Questa tremenda sconfitta gettò i Quadi nello sconforto, perché ormai vedevano che i Romani leggevano nel loro pensiero e prevedevano le loro mosse.
A nulla valeva il coraggio, a nulla il valore.
Infine queste popolazioni sono preda delle più incredibili superstizioni tanto che andavano dicendo che gli stessi dei immortali guidavano i Romani, poiché gli Suebi solo agli dei immortali sono secondi.
Completamente scoraggiati mandarono una ambasceria a Traiano chiedendo una tregua perché si potessero ritirare nel estremo nord del paese, restasse Traiano padrone delle loro terre, ma lasciasse loro almeno la vita.
Marco Ulpio dubitava della loro buona fede, visto che i 4.000 catafratti si erano salvati, ma ormai l’estate si avviava al termine e non conveniva protrarre oltre i combattimenti, concesse dunque che essi si ritirassero a Nord e di fonte alle loro terre edificò il V campo.
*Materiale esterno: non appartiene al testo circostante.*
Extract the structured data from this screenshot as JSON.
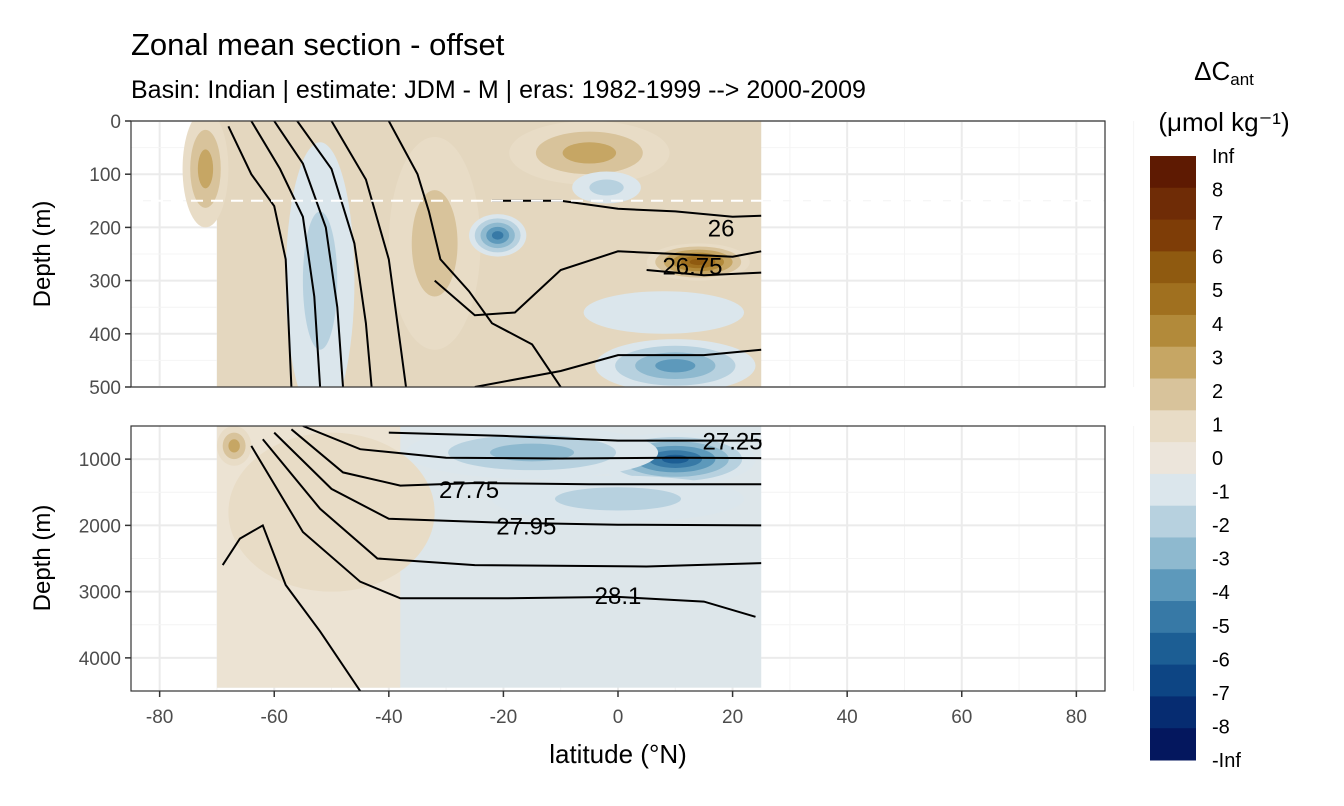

In realtà Traiano non era interessato ne’ a occupare le terre dei Quadi, ne’ ad annientare un popolo che per lunghi anni era stato un fedele alleato del popolo Romano, ma fin tanto che non fossero stati sconfitti anche i Marcomanni e gli Iazigi, voleva che le terre dei Quadi fossero libere da nemici e allo stesso tempo voleva avere la possibilità di assalire i Marcomanni per un'altra via e non solo attraversando il Danubio.
La notizia della resa dei Quadi fu portata a Roma e diede grande gioia a Domiziano, che per altre ragioni era crudamente angustiato.